Boris Johnson to break promise for 1000 more police officers
Adam Bienkov | Thursday 31 May, 2012 10:59
Boris Johnson today admitted that he will not keep his pledge to put an extra 1000 police officers on the streets by the end of his second term as Mayor.
Asked whether he would keep the promise in his 9 point plan for Greater London for “1000 more police officers on the beat” he replied:
“If you are saying am I pledging to have more than 33,000 [police officers] by 2016 then no that’s not what I’m saying.”
Questioned today by Labour London Assembly Member Tom Copley, he claimed that Labour had made a “wilful misconstruction” of the pledge which he claimed was only to keep police officer numbers “high.”
“No I’m sorry I think there has been some misunderstanding here, I don’t know perhaps a wilful misconstruction of what I said. I made it abundantly clear during the election campaign that we had produced a 1000 more full time warranted officers than there were when I was elected.
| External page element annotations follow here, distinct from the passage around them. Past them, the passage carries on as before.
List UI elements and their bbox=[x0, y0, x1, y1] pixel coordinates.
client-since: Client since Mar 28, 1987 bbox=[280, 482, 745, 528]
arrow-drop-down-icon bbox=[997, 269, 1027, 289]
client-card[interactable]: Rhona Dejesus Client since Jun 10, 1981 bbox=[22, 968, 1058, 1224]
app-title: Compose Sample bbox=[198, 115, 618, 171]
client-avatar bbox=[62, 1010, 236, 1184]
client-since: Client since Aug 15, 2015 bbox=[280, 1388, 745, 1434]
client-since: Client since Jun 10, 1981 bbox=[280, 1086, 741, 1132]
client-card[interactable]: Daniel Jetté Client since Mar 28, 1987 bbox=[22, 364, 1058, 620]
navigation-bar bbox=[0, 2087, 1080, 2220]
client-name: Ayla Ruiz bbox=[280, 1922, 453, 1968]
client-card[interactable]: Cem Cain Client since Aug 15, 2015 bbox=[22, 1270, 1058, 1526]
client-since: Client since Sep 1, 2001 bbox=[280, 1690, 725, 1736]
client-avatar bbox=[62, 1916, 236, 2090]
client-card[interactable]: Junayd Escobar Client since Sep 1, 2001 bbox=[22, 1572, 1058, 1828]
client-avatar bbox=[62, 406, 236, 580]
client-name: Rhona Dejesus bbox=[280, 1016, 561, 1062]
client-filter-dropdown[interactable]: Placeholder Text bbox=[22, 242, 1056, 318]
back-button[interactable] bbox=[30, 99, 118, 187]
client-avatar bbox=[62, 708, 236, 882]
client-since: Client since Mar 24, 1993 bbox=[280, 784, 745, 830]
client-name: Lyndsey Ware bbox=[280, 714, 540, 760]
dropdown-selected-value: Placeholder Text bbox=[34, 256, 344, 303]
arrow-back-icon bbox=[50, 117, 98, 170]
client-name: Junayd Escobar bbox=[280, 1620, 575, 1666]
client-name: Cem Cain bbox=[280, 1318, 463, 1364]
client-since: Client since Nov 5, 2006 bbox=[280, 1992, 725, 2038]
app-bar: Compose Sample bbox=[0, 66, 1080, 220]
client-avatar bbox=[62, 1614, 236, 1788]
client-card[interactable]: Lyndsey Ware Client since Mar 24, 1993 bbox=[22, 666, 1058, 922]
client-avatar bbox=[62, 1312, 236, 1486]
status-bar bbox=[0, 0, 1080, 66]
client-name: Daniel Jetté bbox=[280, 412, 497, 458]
Looking forward to 2016, Tom, as I said many times before, what I pledged to do was use the budgets that we have available to keep numbers high until the end of the [Comprehensive Spending Review] period in 2015 but thereafter clearly there’s a new fight and we’ll have to go in and make the case for high police numbers in London.”
Reading out the Mayor’s fourth point of his nine point plan, Copley said:
“‘Making our streets and homes safer with a 1000 more police officers on the beat.’ That sounds an awful lot like a pledge for a 1000 more police officers by the end of your term.”
Boris replied that this had been “forensically examined” and would only be misunderstood by people who had “been living on Mars” during the campaign.
Johnson’s “nine point plan” was heavily criticised during the campaign after it emerged that another promise to “put £445 back in your pocket” in council tax actually referred to a hypothetical saving produced during his first term as mayor, and was not a promise for his second term.